WHY IT MATTERS FOR CANADIAN MARKETERS
If you run Google Ads for any client, this keynote is mandatory viewing. The shift to agentic commerce means products and services will increasingly surface inside AI-driven conversations rather than traditional search results pages. Agencies that can translate these announcements into account changes fast will be the ones retaining clients through the transition.
AI & COMMERCE
HubSpot Launches Free AI Visibility Dashboard as ChatGPT Referrals Hit a 12-Month Low
On May 14, HubSpot launched AEO Sensor; a free, publicly accessible dashboard tracking real-time shifts in how AI answer engines including ChatGPT, Gemini, and Perplexity treat brands. The launch came alongside a striking data point: ChatGPT sent its lowest volume of referral traffic to businesses in April 2026 compared to any month in the prior year. Organic search traffic for HubSpot customers is down 27% year-over-year overall. AEO Sensor gives any marketer a daily answer engine volatility score, weekly AI-referred traffic trends, and industry-level citation benchmarks without a login or subscription. It sits alongside HubSpot's paid AEO product launched in April at $50 per month, which tracks per-brand visibility across all three platforms.
WHY IT MATTERS FOR CANADIAN MARKETERS
AEO Sensor is free; there is no reason not to check it for every client today. More importantly, this signals that AI visibility measurement is becoming a standard marketing function.

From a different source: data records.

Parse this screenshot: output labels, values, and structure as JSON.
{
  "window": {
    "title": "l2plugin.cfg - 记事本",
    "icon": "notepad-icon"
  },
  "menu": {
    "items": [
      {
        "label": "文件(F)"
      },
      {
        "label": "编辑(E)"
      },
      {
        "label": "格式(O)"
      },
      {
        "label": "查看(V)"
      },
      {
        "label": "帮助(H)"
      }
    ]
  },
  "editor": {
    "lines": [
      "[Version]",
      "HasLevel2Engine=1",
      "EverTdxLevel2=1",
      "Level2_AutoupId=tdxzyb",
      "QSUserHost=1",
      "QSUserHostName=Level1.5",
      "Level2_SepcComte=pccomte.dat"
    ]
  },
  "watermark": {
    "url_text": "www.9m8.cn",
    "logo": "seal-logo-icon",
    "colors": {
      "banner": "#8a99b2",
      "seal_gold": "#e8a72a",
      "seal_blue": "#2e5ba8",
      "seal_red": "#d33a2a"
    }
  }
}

Agencies that are not yet offering AI search audits are already behind.
RETAIL
Canadian Tire Q1: Consumers Are 'Resilient but Selective' as Comp Sales Dip
Canadian Tire reported Q1 2026 results on May 14, posting consolidated revenue growth of 3.3% but a comparable sales decline of 1.0% across the corporation. At the Canadian Tire Retail banner, comparable sales fell 2.3%, with Seasonal and Gardening categories leading the drop due to a slow start to spring. SportChek and Mark's both grew. CEO Greg Hicks described Canadian consumers as "resilient but selective", still shopping, but tightly focused on value and reluctant to spend on discretionary categories without a clear reason. The company has cut prices on more than 10,000 items to retain traffic. On the positive side, loyalty sales outpaced non-loyalty sales, Triangle Rewards membership grew, and Hicks flagged strong early FIFA World Cup fan merchandise sales ahead of games in Toronto and Vancouver.
2.3%
CTR comparable sales down
3.3%
Consolidated revenue up
10,000+
items price-reduced
WHY IT MATTERS FOR CANADIAN MARKETERS
"Resilient but selective" is the most useful consumer insight in Canada right now. Promotions need a genuine value story, not just a discount. Loyalty programs are outperforming cold acquisition across the board. Any client without a strong retention strategy is fighting uphill.